Nevertheless, the argument isn’t all one-sided. Our sympathies are often with Marianne, whose frustration, when confronted with Ferdinand’s self-absorbtion, is all too understandable. The man is a walking library; he appears unable to do anything without seeing it in terms of a canon of illustrious predecessors. Indeed the film, like a poem by TS Eliot, is full of references to art, poetry, film and philosophy. Artists and writers referenced include Velazques, Picasso, Chagall and Liechenstein, Balzac, Browning, Conrad, Stevenson and Chandler. Even the names of the characters – Marianne Renoir (from Auguste and Jean) and Ferdinand (from Louis-Ferdinand Celine) are signposts. Like Eliot, Godard is acknowledging his work as belonging to an important artistic tradition, a tradition that stretches much further back than the still immature medium of cinema.
But cinema too is celebrated in the guise of American movie legend Samuel Fuller, who offers his definition of the artform: ‘A film is like a battleground. It’s love, hate, action, violence, and death.
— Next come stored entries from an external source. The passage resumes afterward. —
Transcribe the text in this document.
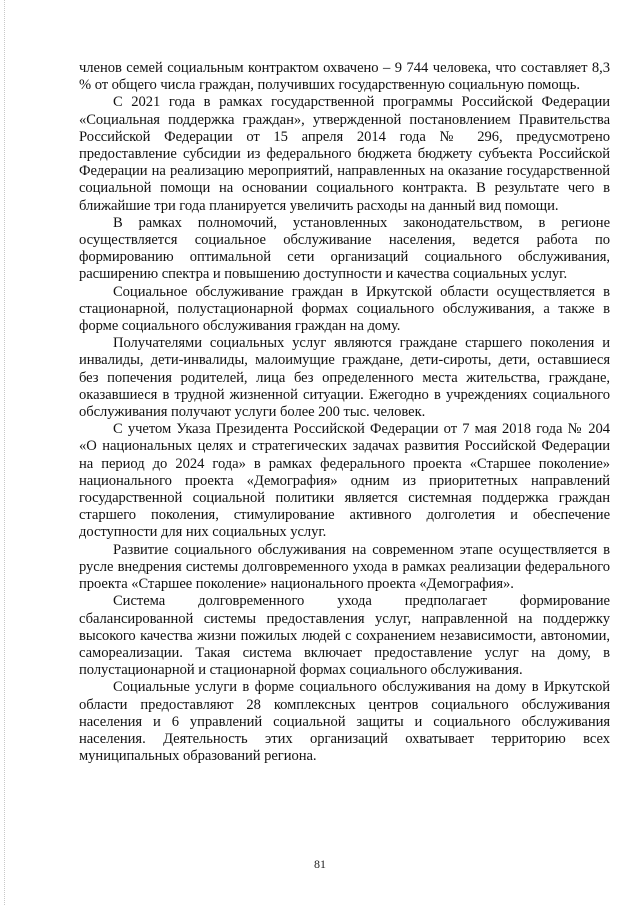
членов семей социальным контрактом охвачено – 9 744 человека, что составляет 8,3 % от общего числа граждан, получивших государственную социальную помощь.

С 2021 года в рамках государственной программы Российской Федерации «Социальная поддержка граждан», утвержденной постановлением Правительства Российской Федерации от 15 апреля 2014 года № 296, предусмотрено предоставление субсидии из федерального бюджета бюджету субъекта Российской Федерации на реализацию мероприятий, направленных на оказание государственной социальной помощи на основании социального контракта. В результате чего в ближайшие три года планируется увеличить расходы на данный вид помощи.

В рамках полномочий, установленных законодательством, в регионе осуществляется социальное обслуживание населения, ведется работа по формированию оптимальной сети организаций социального обслуживания, расширению спектра и повышению доступности и качества социальных услуг.

Социальное обслуживание граждан в Иркутской области осуществляется в стационарной, полустационарной формах социального обслуживания, а также в форме социального обслуживания граждан на дому.

Получателями социальных услуг являются граждане старшего поколения и инвалиды, дети-инвалиды, малоимущие граждане, дети-сироты, дети, оставшиеся без попечения родителей, лица без определенного места жительства, граждане, оказавшиеся в трудной жизненной ситуации. Ежегодно в учреждениях социального обслуживания получают услуги более 200 тыс. человек.

С учетом Указа Президента Российской Федерации от 7 мая 2018 года № 204 «О национальных целях и стратегических задачах развития Российской Федерации на период до 2024 года» в рамках федерального проекта «Старшее поколение» национального проекта «Демография» одним из приоритетных направлений государственной социальной политики является системная поддержка граждан старшего поколения, стимулирование активного долголетия и обеспечение доступности для них социальных услуг.

Развитие социального обслуживания на современном этапе осуществляется в русле внедрения системы долговременного ухода в рамках реализации федерального проекта «Старшее поколение» национального проекта «Демография».

Система долговременного ухода предполагает формирование сбалансированной системы предоставления услуг, направленной на поддержку высокого качества жизни пожилых людей с сохранением независимости, автономии, самореализации. Такая система включает предоставление услуг на дому, в полустационарной и стационарной формах социального обслуживания.

Социальные услуги в форме социального обслуживания на дому в Иркутской области предоставляют 28 комплексных центров социального обслуживания населения и 6 управлений социальной защиты и социального обслуживания населения. Деятельность этих организаций охватывает территорию всех муниципальных образований региона.

81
In one word: emotions.’ Godard thereby acknowledges the work of a hero but his approach is different – more that of an essayist than a storyteller. He composes in depth, rejecting naturalistic drama in favour of disconnected imagery, voice-over recitation, direct to camera speeches and set-piece interludes. It is as if he is trying to break out of the constraints of cinema, with all its familiar genres, conventions and forms, and take it to another level. Incredibly, in this endeavour, he is largely successful – the film is a milestone in the history of cinema whose influence has been immeasurable.
Pierrot le fou was booed when it premiered at the Venice Film Festival and unsuccessful at the box office when released in Paris in 1966, though it was not without its supporters. Michel Cournot described it as ‘the most beautiful film I’ve seen in my life’ and Andrew Sarris, writing in 1969, called it ‘the kind of last film a director can make only once in his career.’ With the benefit of hindsight, the film now looks like Godard’s fond farewell to the first part of his career, a last madcap romantic escapade before engaging with more serious concerns. It is also a farewell to Karina, and in a way a resigned acknowledgement that they were never meant to be together. Although Marianne betrays Ferdinand there is no malice in her portrayal, and in the final voice-over the suggestion that perhaps they are together in eternity.